Aruna menangis karena masih mengira kalau kakak marah sama dia bahkan sekarang dia enggak mau makan malam

Angkasa hanya membalas bahwa dia ada pekerjaan penting dan akan pulang larut malam. Dia meminta agar Aruna makan lebih dulu dan tidak perlu menunggunya pulang.

Dan ketika adiknya menelpon dia juga tidak mengangkatnya. Angkasa takut jika dia pulang dengan pikiran berantakan seperti ini dia akan kembali membentak anaknya.

'Papa sayang aku kan? Aku sayang sekali sama Papa.'

'Aku sedih karena Mama sudah enggak ada, tapi karena ada Papa sedihnya hanya sedikit.'

Angkasa tersenyum ketika mengingat perkataan anaknya. Aruna adalah anak yang manis, dia tidak pernah rewel akan sesuatu dan selalu menuruti perkataannya.

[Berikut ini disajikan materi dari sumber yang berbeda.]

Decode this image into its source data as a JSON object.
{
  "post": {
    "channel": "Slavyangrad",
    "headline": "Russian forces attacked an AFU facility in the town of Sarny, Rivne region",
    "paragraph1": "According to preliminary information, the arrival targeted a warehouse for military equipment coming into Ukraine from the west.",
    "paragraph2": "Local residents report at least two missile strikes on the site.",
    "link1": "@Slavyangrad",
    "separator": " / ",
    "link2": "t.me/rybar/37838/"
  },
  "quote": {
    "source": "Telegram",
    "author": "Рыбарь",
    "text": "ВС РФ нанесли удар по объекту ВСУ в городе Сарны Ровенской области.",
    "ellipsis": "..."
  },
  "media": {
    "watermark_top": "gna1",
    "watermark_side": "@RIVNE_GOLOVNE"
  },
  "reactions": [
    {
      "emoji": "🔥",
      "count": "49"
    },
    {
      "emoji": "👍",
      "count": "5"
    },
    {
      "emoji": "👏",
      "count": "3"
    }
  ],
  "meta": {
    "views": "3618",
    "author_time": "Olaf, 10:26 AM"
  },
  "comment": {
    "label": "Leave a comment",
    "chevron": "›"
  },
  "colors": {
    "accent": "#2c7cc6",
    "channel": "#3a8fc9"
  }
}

Saat ini Angkasa pergi ke apartemen miliknya dan sepertinya malam ini dia tidak akan pulang ke rumah. Pikirannya benar-benar kacau memikirkan masalah ini.

Dia sangat menyayangi Aruna karena anak itu yang memberikan dia kekuatan untuk bertahan setelah kematian istrinya, tapi bagaimana jika ternyata mereka bahkan tidak memiliki hubungan darah apapun?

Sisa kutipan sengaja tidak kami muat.